Lagerfeld told the German news magazine Focus in 2009 of plus-size models: “Nobody wants to see curvy women.”


The man who co-authored a diet book after losing 92 pounds (42 kilograms) in 13 months has been an outspoken critic of women who exceed a size 2 throughout his career. thin.

When asked in the same 2009 Focus interview about German women’s magazine Brigitte’s statement that it would only publish pictures of “real women”, rather than professional models, Lagerfeld continued: “You have fat mothers with their bags of potato chips sitting in front of the television saying that skinny models are ugly. The world of beautiful clothes is all about ‘dreams and illusions.’”

In the book “The World According to Karl,” a collection of Lagerfeld’s own words, he once said, “I believe that for both women and men, fashion is the healthiest motivation to lose weight.”


“I shouldn’t say this, but physically he was pretty repulsive,” Lagerfeld told Vice of Warhol in 2010.

In the same interview, while discussing his penchant for wearing dark glasses, he described a German journalist who once interviewed him as “a horrible, ugly woman.”


In 2017, the Hamburg-born Lagerfeld criticized Merkel, then German chancellor, for opening her country’s borders to migrants during the Syrian refugee crisis in Europe.

“One cannot, even if there are decades in between, kill millions of Jews in order to bring in millions of their worst enemies in their place,” he told the French talk show “Salut les Terriens!” on Channel 8.

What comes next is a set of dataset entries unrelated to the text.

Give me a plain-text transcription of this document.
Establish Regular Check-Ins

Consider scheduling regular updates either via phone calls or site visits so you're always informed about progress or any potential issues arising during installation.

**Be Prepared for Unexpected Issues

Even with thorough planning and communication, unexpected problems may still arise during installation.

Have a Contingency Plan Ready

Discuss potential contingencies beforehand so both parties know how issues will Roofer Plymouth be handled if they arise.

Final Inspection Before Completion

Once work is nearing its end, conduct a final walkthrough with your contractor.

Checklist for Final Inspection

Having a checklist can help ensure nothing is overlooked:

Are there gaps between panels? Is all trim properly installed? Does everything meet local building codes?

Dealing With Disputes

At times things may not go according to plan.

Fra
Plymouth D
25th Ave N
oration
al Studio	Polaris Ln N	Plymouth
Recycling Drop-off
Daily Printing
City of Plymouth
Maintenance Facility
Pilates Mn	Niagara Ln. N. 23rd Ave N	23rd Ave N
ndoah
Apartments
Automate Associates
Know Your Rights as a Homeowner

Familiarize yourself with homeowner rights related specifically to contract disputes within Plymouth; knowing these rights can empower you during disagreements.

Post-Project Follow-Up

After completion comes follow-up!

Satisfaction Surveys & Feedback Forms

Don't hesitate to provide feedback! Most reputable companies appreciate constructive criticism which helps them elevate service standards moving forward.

Some English translations of his interview included this anecdote: “I know someone in Germany who welcomed a young Syrian and after four days said, ‘The greatest thing Germany invented was the Holocaust.'”

However, others reported the comment this way: “I know someone in Germany who took in a young Syrian man who spoke little English. After four days, do you know what he said to the (German) lady? ‘Germany’s best invention is the Holocaust.’”

Either way, the words led to hundreds of complaints for Channel 8.


Lagerfeld sent two models wearing identical wedding dresses down the runway for the finale of his spring 2013 Chanel haute couture show in Paris, telling The Guardian newspaper it was a show of support for France’s law of same-sex marriage.

But in a 2010 Vice interview, he spoke out against same-sex marriage, particularly in regards to two men.

“In the 60s, everyone said that we had the right to be different. And now all of a sudden they want a bourgeois life,” Lagerfeld said. “It’s hard for me to imagine: one parent at work and the other at home with the baby. What would that be like, for the baby? I don’t know. I see more lesbians married with babies than guys married with babies. And I also believe more in the relationship between mother and son than in that of father and son. In 2013, while he supported same-sex marriage, Lagerfeld said he was “less interested” in same-sex couples being able to adopt.